Es liegt in der Natur der Sache, dass die Unterbringung, Verpflegung und Versorgung der ins Land gekommenen Deutschen in dem Buch breiten Raum einnehmen. Der Verfasser zeichnet sowohl die Erwägungen und getroffenen Maßnahmen der zuständigen dänischen Instanzen nach (unter Einschluss der um Mithilfe gebetenen Alliierten und deren Vertreter in Dänemark) als auch die Aufnahme der gesetzten Schritte bei den Betroffenen, aus deren Mund naturgemäß zahlreiche Klagen zu vernehmen waren, gerichtet insbesondere auf die quälende Ungewissheit des eigenen Schicksals. Die Regierung in Kopenhagen war bestrebt, die Flüchtlinge sukzessive in möglichst wenigen, großen Lagern außerhalb der Städte unterzubringen, wo sie (zumindest theoretisch) streng bewacht wurden, um jegliche Fraternisierung mit den Einheimischen sowie das Fußfassen der Deutschen in Dänemark zu verhindern (S. 288). Heftig umstritten war folglich, ob deutsche Internierte außerhalb der Lager arbeiten durften oder gar sollten.
Der letzte Teil des Bandes behandelt vor dem Hintergrund der langsamen Verbesserung der Lebensbedingungen in den Lagern die dänischen diplomatischen Bemühungen, die unerwünschten Gäste möglichst rasch und vollständig außer Landes zu bringen. Das Tauziehen mit den alliierten Hauptmächten erstreckte sich sehr zum Missfallen der Dänen, ungeachtet zahlreicher Teilrückführungen ab 1946, über beinahe vier Jahre; erst im Februar 1949 verließen die letzten 800 deutschen Flüchtlinge das Land. Knapp 15.000 von ihnen sowie etwas mehr als 10.000 deutsche Soldaten sind dort verstorben und begraben (S. 387, 400), wie ein letzter, der Erinnerungskultur rund um die Flüchtlinge gewidmeter Abschnitt darlegt. Erst in den letzten Jahren sind auf diesem Gebiet vermehrte Bemühungen bemerkbar, ohne dass die Thematik einen ihrer Dimension entsprechenden Platz in der Memorialkultur gefunden hat.

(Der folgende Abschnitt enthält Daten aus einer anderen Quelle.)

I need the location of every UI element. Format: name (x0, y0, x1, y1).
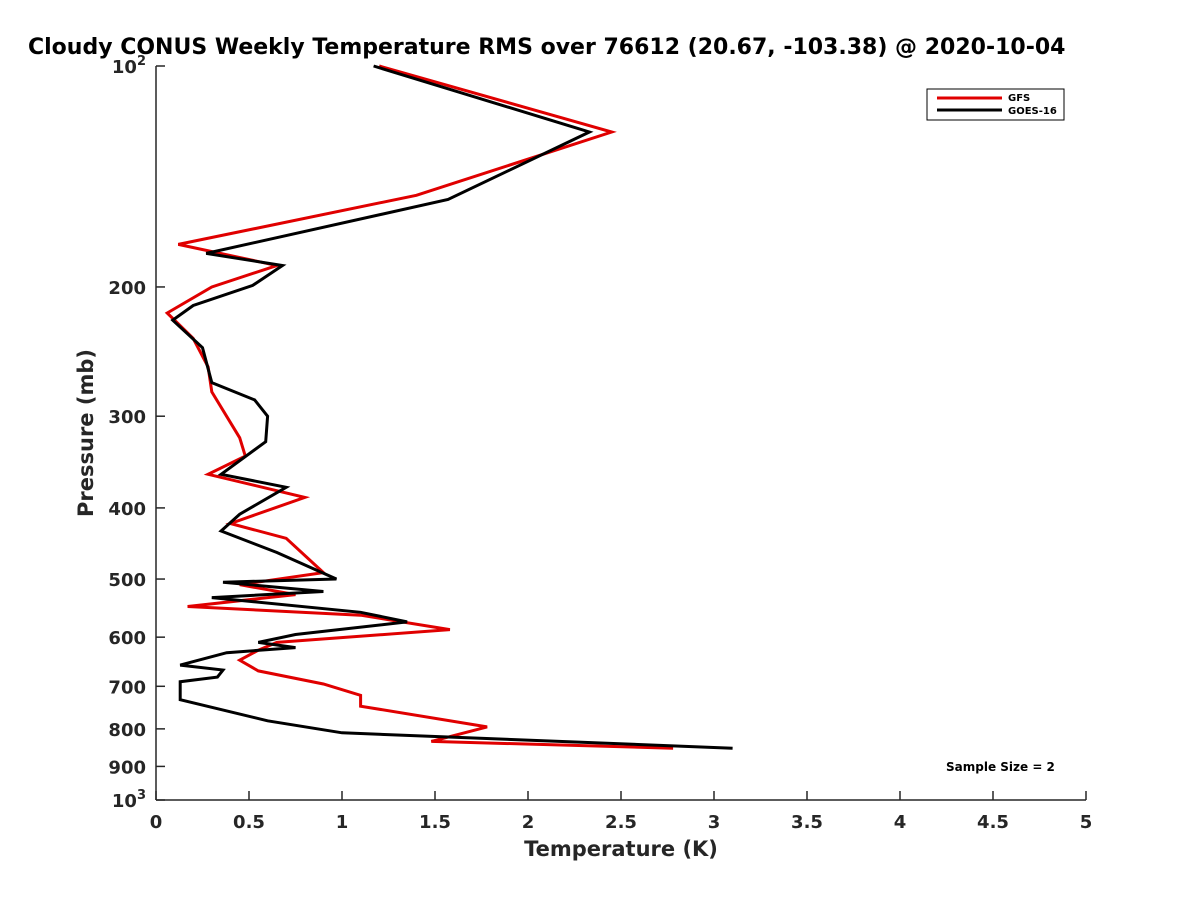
x-tick-label: 4 (894, 812, 907, 833)
x-tick-label: 3 (708, 812, 721, 833)
y-tick-label: 400 (108, 499, 146, 520)
x-tick-label: 2 (522, 812, 535, 833)
y-tick-label: 900 (108, 757, 146, 778)
y-tick-label: 103 (112, 788, 146, 812)
y-tick-label: 500 (108, 570, 146, 591)
x-tick-label: 5 (1080, 812, 1093, 833)
series-line-goes16 (170, 64, 733, 750)
x-tick-label: 4.5 (977, 812, 1009, 833)
x-axis-title: Temperature (K) (524, 837, 718, 861)
x-ticks: 0 0.5 1 1.5 2 2.5 3 3.5 4 4.5 5 (150, 791, 1093, 833)
x-tick-label: 0.5 (233, 812, 265, 833)
x-tick-label: 3.5 (791, 812, 823, 833)
y-tick-label: 600 (108, 628, 146, 649)
y-ticks: 102 200 300 400 500 600 700 800 900 103 (108, 54, 165, 812)
y-tick-label: 102 (112, 54, 146, 78)
y-tick-label: 300 (108, 407, 146, 428)
legend-label-goes16: GOES-16 (1008, 106, 1057, 117)
y-tick-label: 700 (108, 677, 146, 698)
y-tick-label: 200 (108, 278, 146, 299)
legend-label-gfs: GFS (1008, 93, 1030, 104)
y-tick-label: 800 (108, 720, 146, 741)
series-line-gfs (164, 64, 674, 750)
y-axis-title: Pressure (mb) (74, 349, 98, 517)
chart-title: Cloudy CONUS Weekly Temperature RMS over… (28, 35, 1065, 60)
legend-box (926, 88, 1065, 121)
data-lines (164, 64, 733, 750)
x-tick-label: 2.5 (605, 812, 637, 833)
x-tick-label: 1.5 (419, 812, 451, 833)
x-tick-label: 0 (150, 812, 163, 833)
sample-size-annotation: Sample Size = 2 (946, 760, 1055, 774)
x-tick-label: 1 (336, 812, 349, 833)
legend: GFS GOES-16 (926, 88, 1065, 121)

Die Lektüre dieses Bandes fällt selbst jenen, die wie der Rezensent über solide Kenntnisse der skandinavischen Sprachen verfügen, nicht ganz leicht. Dies liegt an Harders Vorliebe für lange Schachtelsätze und an dem Umstand, dass viele der oft seitenlangen Quellenzitate in der damaligen, mittlerweile erheblich modifizierten dänischen Orthographie verfasst sind. Gewöhnen muss man sich auch an Harders eigenwilliges System der Quellennachweise in den Endnoten, das reine Quellenbelege (Endnotenziffer) und weiterführende Erläuterungen (Sternchen) unterscheidet. Wer sich davon nicht abhalten lässt, findet eine reichhaltig und ansprechend bebilderte, gründliche, umfassende und objektive Darstellung eines oft im Schatten der Aufmerksamkeit stehenden Themas des Zweiten Weltkriegs, das der Autor sehr anschaulich und kenntnisreich auf allen Ebenen abhandelt – von den subjektiven Erlebnissen der vielfach jugendlichen Betroffenen bis hin zur Großmächtepolitik. Eine Übersetzung des Bandes ins Deutsche und/oder Englische wäre sehr wünschenswert.